Una riflessione sulla scuola elementare nel Riordino dei Cicli

(ovvero sulla scuola zippata)

Il Riordino dei Cicli è stato da tutti definito un grande contenitore vuoto e come tale sta generando preoccupazioni solo sul fronte degli organici.

In realtà il contenitore stesso apre ad una totale ristrutturazione dei contenuti, delle formule organizzative, della composizione dei gruppi e forse anche degli orari inserendosi su una già pesante stratificazione di orientamenti pedagogici, obiettivi sociali e incerti profili della docenza .

Immaginare un accorciamento del segmento di base e una reimpostazione della fase seguente generano l’ovvio risultato di una riduzione dei tempi che porta con sé una diversa collocazione dei saperi e una nuova metodologia, oltre ad una possibile miscellanea di competenze e di professionalità con esiti ancor più drammatici rispetto alla situazione attuale se per raggiungerla si ricorrerà a riconversioni improvvisate e motivate solo dal rischio di perdere la cattedra.

Tutte operazioni possibili se il sistema nuovo fosse stato pensato globalmente, in modo logico e armonico, supportato da una realtà sociopolitica che creda in un innovazione. Purtroppo l’origine del Riordino sta nella perdita di un anno di istruzione e si inserisce in un contesto istituzionale ormai fragile e incapace di distinguere gli aspetti caratterizzanti della scuola, in un principio di funzionalità cioè di risparmio

Rivisitando rapidamente le formule educative del nostro secolo verifichiamo un passato storico che chiaramente articolava l’educazione in formazione del carattere, istruzione, formazione - preparazione – gestione del lavoro garantendo nelle diverse modalità le basi di un processo formativo e attribuendolo a istituzioni diverse, con modalità chiare e differenti.

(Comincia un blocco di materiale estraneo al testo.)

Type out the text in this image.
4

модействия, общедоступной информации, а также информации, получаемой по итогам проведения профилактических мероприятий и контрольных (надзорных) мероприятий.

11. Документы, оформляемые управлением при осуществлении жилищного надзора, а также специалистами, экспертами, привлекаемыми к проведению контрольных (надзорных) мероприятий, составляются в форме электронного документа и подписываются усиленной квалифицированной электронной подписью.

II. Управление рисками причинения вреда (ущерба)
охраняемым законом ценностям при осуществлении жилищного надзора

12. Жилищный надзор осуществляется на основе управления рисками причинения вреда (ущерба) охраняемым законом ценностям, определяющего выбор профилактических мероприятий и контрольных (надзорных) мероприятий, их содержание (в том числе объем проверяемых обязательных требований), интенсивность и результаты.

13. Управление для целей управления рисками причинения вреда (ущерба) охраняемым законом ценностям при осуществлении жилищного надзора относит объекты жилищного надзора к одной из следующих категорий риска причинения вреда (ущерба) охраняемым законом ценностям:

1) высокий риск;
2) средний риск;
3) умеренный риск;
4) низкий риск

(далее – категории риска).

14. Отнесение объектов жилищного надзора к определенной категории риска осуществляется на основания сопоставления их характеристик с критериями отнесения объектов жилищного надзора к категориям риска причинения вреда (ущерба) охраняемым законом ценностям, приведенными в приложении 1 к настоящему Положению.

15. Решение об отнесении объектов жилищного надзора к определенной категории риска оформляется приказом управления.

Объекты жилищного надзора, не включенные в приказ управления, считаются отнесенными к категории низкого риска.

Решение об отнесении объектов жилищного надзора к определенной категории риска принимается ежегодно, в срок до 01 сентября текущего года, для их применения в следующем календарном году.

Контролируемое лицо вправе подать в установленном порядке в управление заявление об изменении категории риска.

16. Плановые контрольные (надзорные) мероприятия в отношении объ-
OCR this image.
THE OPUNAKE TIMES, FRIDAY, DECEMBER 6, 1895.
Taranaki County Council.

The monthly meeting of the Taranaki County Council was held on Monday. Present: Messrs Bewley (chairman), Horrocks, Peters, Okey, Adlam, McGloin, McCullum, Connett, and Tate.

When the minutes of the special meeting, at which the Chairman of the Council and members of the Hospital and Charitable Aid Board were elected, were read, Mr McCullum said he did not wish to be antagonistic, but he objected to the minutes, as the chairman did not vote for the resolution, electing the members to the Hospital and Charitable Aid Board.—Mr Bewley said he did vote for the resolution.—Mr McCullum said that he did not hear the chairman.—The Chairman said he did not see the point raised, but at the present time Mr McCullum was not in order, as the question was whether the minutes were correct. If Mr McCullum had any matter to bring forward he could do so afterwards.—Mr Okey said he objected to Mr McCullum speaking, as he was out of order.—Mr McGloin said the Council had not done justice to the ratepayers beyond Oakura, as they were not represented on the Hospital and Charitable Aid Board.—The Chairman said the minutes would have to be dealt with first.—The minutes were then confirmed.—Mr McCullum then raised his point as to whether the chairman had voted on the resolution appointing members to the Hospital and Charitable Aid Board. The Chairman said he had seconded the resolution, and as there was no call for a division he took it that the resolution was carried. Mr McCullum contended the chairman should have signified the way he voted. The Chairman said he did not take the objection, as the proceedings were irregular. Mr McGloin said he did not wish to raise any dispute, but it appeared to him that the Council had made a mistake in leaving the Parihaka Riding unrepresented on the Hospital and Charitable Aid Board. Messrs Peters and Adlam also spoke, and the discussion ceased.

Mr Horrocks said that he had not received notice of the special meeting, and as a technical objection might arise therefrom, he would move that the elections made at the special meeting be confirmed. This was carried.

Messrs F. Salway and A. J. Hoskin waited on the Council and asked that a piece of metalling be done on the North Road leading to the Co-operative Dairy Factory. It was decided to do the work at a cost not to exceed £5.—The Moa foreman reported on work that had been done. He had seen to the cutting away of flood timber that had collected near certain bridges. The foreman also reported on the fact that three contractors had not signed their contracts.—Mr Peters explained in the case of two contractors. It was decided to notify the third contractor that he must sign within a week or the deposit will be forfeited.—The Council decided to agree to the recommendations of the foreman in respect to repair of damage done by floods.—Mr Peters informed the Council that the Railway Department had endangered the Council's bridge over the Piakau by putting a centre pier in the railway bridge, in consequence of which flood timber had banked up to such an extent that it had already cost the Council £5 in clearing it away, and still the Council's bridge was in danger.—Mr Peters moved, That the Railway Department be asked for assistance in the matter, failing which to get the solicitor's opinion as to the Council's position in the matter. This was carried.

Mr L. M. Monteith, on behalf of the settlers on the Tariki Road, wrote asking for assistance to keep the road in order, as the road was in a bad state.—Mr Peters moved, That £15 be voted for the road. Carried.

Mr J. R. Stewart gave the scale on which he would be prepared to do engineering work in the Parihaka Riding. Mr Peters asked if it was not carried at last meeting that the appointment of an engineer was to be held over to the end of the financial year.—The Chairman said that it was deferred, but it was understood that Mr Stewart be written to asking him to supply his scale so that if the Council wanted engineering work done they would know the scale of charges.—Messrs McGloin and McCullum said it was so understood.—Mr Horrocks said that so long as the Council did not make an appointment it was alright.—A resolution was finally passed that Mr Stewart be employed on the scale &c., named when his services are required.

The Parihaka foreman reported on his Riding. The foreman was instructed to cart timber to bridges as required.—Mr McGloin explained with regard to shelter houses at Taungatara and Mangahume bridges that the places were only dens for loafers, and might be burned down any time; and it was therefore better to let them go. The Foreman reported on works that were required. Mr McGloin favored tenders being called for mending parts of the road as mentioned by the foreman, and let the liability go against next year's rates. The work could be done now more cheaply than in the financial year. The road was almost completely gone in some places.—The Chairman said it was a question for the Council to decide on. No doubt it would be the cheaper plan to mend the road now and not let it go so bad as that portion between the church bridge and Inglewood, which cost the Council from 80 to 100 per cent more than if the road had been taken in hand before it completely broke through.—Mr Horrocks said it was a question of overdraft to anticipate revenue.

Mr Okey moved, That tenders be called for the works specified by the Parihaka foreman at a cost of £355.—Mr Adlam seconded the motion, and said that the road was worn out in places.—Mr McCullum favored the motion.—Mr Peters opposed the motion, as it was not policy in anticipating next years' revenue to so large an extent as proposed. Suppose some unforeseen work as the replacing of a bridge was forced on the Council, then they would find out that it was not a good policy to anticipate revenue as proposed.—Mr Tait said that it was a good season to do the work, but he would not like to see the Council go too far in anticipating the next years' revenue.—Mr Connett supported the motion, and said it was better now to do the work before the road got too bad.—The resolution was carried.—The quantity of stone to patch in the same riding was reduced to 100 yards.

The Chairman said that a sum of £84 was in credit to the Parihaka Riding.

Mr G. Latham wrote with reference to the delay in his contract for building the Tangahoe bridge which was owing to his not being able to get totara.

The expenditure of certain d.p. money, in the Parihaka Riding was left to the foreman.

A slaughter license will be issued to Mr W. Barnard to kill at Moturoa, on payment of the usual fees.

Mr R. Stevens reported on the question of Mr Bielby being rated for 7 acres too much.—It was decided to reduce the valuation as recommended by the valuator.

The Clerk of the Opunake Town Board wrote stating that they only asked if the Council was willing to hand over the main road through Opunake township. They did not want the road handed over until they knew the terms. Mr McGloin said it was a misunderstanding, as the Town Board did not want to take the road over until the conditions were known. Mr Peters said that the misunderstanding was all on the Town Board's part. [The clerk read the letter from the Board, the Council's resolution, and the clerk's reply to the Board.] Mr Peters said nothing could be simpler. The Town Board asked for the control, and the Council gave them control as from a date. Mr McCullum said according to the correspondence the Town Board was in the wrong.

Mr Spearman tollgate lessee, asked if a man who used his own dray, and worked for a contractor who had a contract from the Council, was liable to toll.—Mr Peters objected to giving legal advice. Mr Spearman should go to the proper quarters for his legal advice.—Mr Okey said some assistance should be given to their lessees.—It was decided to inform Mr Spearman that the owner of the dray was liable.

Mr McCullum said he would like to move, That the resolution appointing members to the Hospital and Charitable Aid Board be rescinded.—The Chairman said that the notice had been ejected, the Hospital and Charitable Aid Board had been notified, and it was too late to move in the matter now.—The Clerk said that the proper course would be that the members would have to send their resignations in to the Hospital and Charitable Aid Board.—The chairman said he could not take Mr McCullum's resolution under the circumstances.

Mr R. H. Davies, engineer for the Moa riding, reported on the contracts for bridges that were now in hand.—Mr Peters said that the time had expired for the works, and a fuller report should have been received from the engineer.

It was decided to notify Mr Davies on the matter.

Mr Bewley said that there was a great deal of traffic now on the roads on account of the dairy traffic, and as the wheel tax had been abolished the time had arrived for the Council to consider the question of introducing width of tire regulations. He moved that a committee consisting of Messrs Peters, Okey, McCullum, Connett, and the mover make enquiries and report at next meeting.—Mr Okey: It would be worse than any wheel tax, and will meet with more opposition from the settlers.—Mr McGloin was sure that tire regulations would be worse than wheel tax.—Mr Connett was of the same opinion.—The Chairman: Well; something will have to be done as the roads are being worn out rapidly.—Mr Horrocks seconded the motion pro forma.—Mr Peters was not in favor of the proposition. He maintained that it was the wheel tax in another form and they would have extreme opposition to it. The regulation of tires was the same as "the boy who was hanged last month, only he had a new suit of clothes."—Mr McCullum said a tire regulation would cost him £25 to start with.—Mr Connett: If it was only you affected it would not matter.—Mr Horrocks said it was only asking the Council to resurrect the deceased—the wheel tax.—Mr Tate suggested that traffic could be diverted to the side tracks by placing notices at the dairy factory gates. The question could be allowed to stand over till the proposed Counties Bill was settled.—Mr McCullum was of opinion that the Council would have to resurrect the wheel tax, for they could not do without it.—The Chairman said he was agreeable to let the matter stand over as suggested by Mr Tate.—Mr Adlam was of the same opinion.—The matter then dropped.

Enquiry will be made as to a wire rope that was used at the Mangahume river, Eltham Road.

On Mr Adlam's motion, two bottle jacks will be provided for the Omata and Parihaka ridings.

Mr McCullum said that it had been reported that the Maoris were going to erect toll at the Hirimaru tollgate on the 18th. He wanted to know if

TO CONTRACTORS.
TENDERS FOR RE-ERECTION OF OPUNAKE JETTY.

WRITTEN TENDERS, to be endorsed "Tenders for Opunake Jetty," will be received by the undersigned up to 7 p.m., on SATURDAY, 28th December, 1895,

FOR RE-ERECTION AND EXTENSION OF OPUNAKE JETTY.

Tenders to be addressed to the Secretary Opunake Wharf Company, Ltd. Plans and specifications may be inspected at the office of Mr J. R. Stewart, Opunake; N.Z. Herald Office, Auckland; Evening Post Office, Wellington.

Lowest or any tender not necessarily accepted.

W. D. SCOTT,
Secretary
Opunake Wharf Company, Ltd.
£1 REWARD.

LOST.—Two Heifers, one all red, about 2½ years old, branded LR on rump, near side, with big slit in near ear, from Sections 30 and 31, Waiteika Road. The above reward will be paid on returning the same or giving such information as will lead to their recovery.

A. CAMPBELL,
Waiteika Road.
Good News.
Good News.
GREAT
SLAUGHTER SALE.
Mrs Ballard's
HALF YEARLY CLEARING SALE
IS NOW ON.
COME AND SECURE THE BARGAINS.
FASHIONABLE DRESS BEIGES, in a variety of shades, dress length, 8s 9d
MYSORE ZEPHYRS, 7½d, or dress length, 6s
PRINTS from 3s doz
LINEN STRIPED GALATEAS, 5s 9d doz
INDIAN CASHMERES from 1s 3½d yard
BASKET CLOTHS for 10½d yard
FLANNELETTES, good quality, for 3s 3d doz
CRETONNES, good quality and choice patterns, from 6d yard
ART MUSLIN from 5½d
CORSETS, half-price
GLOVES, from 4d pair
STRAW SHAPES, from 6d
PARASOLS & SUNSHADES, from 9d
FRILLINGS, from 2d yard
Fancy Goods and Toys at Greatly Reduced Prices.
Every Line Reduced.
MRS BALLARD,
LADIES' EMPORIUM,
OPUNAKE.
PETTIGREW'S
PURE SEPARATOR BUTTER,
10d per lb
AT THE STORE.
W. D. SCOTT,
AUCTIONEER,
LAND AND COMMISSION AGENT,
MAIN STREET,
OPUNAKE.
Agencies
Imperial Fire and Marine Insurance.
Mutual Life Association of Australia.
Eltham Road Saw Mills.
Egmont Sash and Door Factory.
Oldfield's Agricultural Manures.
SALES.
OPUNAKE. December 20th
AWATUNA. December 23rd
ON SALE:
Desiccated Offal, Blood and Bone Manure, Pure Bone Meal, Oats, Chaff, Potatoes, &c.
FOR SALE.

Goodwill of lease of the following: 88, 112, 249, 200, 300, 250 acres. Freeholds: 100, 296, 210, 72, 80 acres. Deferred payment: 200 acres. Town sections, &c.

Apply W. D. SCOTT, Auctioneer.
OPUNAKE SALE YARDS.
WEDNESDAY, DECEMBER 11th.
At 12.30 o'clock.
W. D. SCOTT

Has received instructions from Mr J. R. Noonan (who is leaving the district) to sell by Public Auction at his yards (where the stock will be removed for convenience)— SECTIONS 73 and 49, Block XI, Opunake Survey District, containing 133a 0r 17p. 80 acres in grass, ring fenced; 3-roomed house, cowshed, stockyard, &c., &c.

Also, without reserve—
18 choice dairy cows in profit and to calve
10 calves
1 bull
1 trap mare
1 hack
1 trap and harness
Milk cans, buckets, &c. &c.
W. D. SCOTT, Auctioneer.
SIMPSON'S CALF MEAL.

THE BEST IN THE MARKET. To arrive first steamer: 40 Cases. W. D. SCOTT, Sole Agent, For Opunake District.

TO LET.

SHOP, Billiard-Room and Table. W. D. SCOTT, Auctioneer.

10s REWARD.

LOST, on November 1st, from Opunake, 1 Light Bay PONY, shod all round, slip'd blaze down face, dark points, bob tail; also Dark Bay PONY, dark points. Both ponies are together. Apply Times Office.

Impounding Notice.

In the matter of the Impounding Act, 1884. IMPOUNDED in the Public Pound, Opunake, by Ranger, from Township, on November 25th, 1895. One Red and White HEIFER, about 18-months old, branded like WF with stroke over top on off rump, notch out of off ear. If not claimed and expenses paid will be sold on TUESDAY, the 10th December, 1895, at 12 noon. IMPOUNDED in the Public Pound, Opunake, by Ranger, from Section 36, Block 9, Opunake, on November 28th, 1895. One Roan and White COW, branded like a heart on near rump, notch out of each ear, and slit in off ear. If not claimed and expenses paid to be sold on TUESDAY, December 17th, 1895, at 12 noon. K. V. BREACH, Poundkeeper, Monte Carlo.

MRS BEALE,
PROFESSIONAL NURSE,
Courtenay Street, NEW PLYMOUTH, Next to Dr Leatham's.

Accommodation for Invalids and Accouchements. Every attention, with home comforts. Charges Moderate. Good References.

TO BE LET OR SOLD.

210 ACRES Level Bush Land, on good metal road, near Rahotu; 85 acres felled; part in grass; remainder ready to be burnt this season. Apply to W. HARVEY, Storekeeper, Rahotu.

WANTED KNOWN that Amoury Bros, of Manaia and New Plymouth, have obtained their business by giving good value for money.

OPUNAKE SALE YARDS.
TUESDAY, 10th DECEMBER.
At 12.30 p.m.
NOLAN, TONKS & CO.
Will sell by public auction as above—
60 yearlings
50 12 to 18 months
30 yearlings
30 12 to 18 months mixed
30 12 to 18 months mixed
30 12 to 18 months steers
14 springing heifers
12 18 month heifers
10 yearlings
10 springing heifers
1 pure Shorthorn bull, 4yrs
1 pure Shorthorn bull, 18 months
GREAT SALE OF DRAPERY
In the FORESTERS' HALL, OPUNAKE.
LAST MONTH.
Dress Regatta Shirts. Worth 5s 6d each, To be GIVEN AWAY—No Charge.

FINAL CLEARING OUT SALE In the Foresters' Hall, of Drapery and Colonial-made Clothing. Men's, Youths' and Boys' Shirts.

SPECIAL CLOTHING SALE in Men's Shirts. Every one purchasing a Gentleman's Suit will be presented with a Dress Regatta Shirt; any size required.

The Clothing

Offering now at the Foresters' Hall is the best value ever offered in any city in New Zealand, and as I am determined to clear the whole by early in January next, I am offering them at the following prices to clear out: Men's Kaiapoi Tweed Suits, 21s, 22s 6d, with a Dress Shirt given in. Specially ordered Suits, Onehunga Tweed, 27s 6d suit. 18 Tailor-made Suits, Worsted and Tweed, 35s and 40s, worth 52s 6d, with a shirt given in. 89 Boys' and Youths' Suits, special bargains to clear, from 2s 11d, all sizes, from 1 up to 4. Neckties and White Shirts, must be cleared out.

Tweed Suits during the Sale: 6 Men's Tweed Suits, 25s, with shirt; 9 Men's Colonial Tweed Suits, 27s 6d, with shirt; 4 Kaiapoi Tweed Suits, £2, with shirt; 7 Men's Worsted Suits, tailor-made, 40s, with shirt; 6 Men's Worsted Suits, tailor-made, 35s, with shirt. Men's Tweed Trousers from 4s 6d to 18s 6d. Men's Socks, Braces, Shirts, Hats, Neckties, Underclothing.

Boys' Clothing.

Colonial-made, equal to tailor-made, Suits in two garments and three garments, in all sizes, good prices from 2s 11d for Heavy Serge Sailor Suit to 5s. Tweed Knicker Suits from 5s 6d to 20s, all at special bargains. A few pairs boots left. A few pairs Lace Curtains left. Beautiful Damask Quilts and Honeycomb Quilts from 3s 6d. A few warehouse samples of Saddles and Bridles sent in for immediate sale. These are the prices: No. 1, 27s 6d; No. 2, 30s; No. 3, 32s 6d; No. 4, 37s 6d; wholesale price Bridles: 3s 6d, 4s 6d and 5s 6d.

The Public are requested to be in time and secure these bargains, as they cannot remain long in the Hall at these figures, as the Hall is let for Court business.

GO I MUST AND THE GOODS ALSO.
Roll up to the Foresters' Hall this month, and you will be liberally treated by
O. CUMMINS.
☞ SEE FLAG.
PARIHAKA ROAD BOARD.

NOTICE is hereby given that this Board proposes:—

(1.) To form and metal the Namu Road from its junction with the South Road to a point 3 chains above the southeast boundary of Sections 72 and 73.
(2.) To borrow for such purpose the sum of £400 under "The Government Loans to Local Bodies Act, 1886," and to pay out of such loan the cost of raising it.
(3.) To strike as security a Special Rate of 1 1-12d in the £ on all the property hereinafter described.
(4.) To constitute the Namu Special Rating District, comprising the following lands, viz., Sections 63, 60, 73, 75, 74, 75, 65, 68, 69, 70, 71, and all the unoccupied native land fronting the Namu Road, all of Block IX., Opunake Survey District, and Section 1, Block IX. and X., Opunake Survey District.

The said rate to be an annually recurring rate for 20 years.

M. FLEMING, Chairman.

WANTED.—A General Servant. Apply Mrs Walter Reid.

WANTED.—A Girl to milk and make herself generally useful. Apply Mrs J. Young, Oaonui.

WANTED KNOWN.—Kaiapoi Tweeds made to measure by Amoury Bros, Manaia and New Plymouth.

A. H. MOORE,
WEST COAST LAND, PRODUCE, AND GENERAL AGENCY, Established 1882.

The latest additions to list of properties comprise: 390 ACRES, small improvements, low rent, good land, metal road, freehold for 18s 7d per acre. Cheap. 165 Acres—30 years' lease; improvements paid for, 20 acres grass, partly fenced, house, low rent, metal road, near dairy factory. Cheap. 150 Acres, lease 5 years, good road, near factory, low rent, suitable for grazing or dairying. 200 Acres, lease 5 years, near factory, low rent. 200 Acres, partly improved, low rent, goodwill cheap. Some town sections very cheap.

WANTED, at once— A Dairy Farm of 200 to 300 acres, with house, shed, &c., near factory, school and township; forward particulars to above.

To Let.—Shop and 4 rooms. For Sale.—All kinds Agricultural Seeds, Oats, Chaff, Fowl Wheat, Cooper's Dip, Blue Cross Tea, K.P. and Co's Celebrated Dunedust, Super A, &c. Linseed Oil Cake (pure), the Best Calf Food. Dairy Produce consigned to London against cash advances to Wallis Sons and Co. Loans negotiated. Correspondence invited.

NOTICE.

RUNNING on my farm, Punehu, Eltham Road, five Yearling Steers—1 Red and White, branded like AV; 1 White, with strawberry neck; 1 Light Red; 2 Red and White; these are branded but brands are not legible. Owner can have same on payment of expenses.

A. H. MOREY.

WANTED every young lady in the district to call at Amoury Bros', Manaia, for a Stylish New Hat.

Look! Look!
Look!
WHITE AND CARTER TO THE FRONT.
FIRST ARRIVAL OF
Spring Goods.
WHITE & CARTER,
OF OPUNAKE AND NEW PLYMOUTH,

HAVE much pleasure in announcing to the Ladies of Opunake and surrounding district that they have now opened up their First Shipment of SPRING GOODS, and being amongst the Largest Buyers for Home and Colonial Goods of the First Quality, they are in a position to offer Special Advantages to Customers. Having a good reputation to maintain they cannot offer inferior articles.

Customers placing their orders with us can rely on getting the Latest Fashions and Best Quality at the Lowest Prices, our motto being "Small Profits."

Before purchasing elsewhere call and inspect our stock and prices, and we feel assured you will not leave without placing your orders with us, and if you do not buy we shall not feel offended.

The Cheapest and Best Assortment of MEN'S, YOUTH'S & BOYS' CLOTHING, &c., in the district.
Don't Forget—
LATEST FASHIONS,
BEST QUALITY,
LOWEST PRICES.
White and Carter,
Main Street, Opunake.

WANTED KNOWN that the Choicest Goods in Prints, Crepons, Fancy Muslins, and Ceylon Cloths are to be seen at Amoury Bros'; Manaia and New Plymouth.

Fino ad una certa epoca erano la famiglia e la Chiesa a contribuire, anche se con motivazioni spirituali indotte, alla formazione del carattere. L’individuo maturava all’interno di una canalizzazione di energie regolato da un rapporto che poteva anche essere autoritario ma che di fatto armonizzava esigenze razionali, affettive e morali .

A questo si accompagnava la preparazione intellettuale, il sapere di varie discipline a cui seguiva l’apprendistato al lavoro.

Successivamente, con le nuove esigenze del mondo del lavoro, questi parametri sono cresciuti e si sono articolati in formazione diretta (avviamento) e preparazione intellettuale.

La scuola aveva chiare finalità di istruzione , non si confondeva con altri aspetti formativi e procedeva in modo alfabetico e consequenziale.

Anche la scuola elementare, pur fornendo nella figura del maestro un sostegno alla formazione del carattere di origine familiare e di origine ecclesiale, permaneva nel suo taglio istruttivo con la singolare continuità e complicità affettivo/comunicativa che la faceva un prolungamento della famiglia.

La pluralità era dunque garantita dalle componenti che nella giornata si susseguivano senza confusione di ruoli, in un modello comunitario in cui nessuno faceva confusione con il tutto.

La L.820/71 e la L.517/77 hanno rappresentato, sull’onda di un clima culturale e politico di rinnovamento, il tentativo di realizzare una scuola Attiva, ma diversi ordini di problemi legati al divario tra teoria e volontà hanno prodotto il loro insuccesso.. Qualcuno ha ancora l’idea di aver vissuto un cambiamento solo per averne tanto parlato.

Da questa fase siamo rapidamente transitati a modelli confusi, inneggianti alla centralità dell’alunno e legittimati da una filosofia della complessità che nella realtà scolastica si è tradotta in complessificazione e disordine: il tutto in nome dell’ educazione.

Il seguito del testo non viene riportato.